Die wirksame Bekanntgabe eines an einen Bevollmächtigten adressierten schriftlichen Verwaltungsakts, der im Inland durch die Post übermittelt wird und diesem tatsächlich zugeht, ist nicht davon abhängig, dass die Außenvollmacht des Bevollmächtigten im Bekanntgabezeitpunkt noch besteht.
AO § 80 Abs. 1, § 80 Abs. 2 Satz 1, § 108 Abs. 3, § 122 Abs. 1 Satz 1 und 3, § 122 Abs. 2 Nr. 1, § 124 Abs. 1 Satz 1
FGO § 47 Abs. 1 Satz 1, § 56
Vorinstanz: FG Münster vom 3.11.2021, 6 K 24/21 E,U,F = SIS 22 00 23
I. Der Beklagte und Revisionsbeklagte (Finanzamt ‑‑FA‑‑) führte im Jahr 2019 eine Außenprüfung bei der Klägerin und Revisionsklägerin (Klägerin) durch. Die Prüfungsanordnung wurde an Steuerberater M als Bevollmächtigten der Klägerin übersandt.

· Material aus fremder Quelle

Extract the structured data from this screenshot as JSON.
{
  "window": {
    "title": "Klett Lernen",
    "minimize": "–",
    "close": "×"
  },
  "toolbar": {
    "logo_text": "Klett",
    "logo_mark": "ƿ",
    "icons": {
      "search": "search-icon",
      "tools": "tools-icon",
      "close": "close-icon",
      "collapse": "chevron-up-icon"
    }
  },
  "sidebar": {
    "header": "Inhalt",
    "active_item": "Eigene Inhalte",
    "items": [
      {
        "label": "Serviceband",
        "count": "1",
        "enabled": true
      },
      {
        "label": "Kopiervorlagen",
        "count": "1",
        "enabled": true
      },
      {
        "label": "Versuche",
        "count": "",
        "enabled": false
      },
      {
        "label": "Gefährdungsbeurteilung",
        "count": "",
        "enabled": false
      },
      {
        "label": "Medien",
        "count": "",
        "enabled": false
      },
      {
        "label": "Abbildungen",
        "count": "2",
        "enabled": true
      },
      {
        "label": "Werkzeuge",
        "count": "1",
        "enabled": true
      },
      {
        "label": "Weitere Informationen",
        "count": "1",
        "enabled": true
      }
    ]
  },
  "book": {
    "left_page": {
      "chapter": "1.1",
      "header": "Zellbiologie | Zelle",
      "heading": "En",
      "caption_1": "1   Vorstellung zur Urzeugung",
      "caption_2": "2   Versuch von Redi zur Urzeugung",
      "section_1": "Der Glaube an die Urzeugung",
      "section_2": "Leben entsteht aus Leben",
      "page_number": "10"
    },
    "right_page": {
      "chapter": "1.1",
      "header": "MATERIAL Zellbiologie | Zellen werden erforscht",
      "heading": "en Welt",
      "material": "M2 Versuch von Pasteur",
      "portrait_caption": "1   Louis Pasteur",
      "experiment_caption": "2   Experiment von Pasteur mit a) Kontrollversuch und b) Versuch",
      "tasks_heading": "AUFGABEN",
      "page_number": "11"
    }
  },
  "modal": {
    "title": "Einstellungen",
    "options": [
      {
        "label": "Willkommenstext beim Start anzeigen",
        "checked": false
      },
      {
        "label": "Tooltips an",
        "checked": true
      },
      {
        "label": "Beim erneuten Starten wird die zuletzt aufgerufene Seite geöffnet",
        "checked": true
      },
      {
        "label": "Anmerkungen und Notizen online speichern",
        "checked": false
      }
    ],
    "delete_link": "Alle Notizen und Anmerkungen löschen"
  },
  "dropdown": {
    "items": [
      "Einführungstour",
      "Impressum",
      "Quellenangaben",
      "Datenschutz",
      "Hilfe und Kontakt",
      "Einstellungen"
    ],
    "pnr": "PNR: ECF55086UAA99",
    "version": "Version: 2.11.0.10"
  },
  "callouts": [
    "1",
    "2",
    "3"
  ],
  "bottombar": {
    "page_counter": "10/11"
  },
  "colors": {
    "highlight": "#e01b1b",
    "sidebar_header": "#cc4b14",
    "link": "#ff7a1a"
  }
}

Nachdem M seine Steuerberatungskanzlei mit der Kanzlei … GmbH & Co. KG (KG) zusammengelegt hatte, speicherte das FA ausweislich eines Aktenvermerks vom 12.03.2020 die KG als neue Bevollmächtigte der Klägerin.
Nach einer Außenprüfung vertrat das FA die Ansicht, der Haltung von Pensionspferden durch die Klägerin und ihren Ehemann sei die ertragsteuerliche Anerkennung als Erwerbsbetrieb zu versagen. Dementsprechend erließ es unter dem 25.03.2020 Änderungsbescheide, die es an die KG adressierte.

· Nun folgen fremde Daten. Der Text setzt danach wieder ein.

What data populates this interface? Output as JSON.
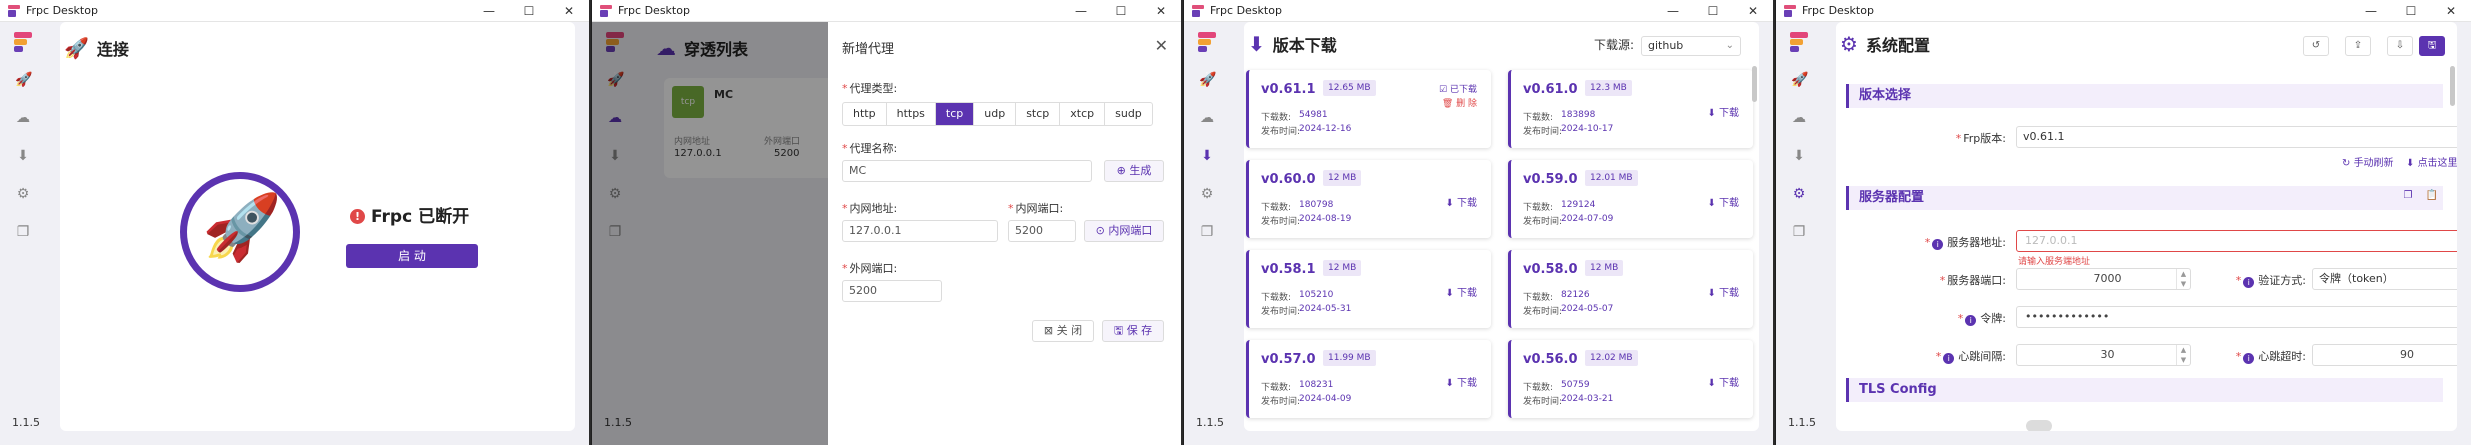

Diese legte gegen die Änderungsbescheide jeweils Einspruch ein, begründete diese jedoch auch in der Folge nicht.
Das FA wies die Einsprüche mit an die KG adressierter Einspruchsentscheidung vom 30.09.2020 (Aufgabe zur Post am selben Tag) schließlich als unbegründet zurück. Mit Schreiben vom 02.10.2020 (Eingang beim FA am selben Tag) sandte die KG dem FA unter Hinweis auf ihre inzwischen erloschene Vollmacht zur Vertretung der Klägerin in Steuersachen die Einspruchsentscheidung zu ihrer Entlastung zurück.

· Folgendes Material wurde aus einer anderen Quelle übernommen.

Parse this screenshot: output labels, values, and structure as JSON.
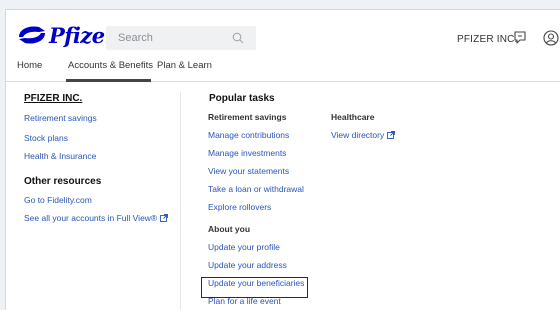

Das FA gab daraufhin am 08.10.2020 eine unmittelbar an die Klägerin adressierte Ausfertigung der Einspruchsentscheidung zur Post.
Im November 2020 kontaktierte die … PartG (PartG) das FA und teilte mit, dass die KG das Mandat bereits im Frühjahr beendet habe. Das FA versandte daraufhin am 04.12.2020 eine Kopie der Einspruchsentscheidung vom 30.09.2020 an die PartG.
Die Klägerin erhob am 04.01.2021 Klage und machte geltend, die KG habe das Mandat bereits Mitte des Jahres 2019 gekündigt. Die Einspruchsentscheidung sei ihr erstmals durch Zusendung an die PartG bekannt gegeben worden.
Das Finanzgericht (FG) wies die Klage aus den in Entscheidungen der Finanzgerichte (EFG) 2022, 217 veröffentlichten Gründen als unzulässig ab. Die am 04.01.2021 beim FG eingegangene Klage sei nicht innerhalb der einmonatigen Klagefrist des § 47 Abs. 1 der Finanzgerichtsordnung (FGO) erhoben worden. Die an die KG adressierte und am 30.09.2020 zur Post aufgegebene Einspruchsentscheidung gelte am 05.10.2020 als bekannt gegeben. Die Klagefrist sei daher am 05.11.2020 abgelaufen. Unerheblich sei, dass das FA nach Aufgabe der Einspruchsentscheidung zur Post, aber vor dem 05.10.2020 vom Widerruf der Vollmacht durch die KG Kenntnis erlangt habe.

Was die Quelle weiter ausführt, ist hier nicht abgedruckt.